You’ve got a suspect in custody, run his DNA, found a match in CODIS, and you’re ready to make an arrest for the crime. Now you just need a handsome detective in sunglasses to put the squeeze on the guy.
Yeah. Not so much.
Crime scene investigation, especially where it pertains to DNA, isn’t quite like they say on TV. While DNA can be an invaluable tool in helping to support criminal investigators and confirm (or eliminate) suspects, the truth about what happens in a forensic crime lab doesn’t always make for great television.
If you work in forensics, you’ve likely rolled your eyes along with us at the over-simplification of the tools, processes, and personnel involved in forensic DNA analysis.
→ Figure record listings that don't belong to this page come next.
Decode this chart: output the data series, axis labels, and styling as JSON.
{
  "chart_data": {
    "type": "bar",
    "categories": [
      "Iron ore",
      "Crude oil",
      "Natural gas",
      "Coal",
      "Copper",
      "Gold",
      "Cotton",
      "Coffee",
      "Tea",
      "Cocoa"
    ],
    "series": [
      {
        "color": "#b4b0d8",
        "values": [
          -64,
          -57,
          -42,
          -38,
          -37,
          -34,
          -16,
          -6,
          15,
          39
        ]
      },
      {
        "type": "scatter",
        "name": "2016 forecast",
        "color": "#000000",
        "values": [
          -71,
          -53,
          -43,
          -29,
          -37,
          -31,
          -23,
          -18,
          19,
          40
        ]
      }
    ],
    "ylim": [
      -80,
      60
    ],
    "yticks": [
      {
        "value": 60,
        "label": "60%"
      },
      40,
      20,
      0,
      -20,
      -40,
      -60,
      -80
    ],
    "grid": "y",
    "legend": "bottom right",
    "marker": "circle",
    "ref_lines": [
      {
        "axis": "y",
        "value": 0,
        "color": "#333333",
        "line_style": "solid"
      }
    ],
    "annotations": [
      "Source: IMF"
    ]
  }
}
Share this post with your friends the next time they compare your job with that of a TV CSI, because as we both know, here’s what really goes down:
1. DNA Processing Takes Time
DNA test results in a couple of hours? That only happens on television. A criminal DNA assessment generally requires a minimum of about 60 hours of testing and analysis,according to forensic scientist Heather R. Fisher Sargent, MFS.
This can translate into anywhere from three days to several weeks, depending on the lab’s backlog and available human resources. Given that the average crime lab has more than 150 backlogged DNA requests¹ a typical lab’s goal for DNA processing is more like 30 days.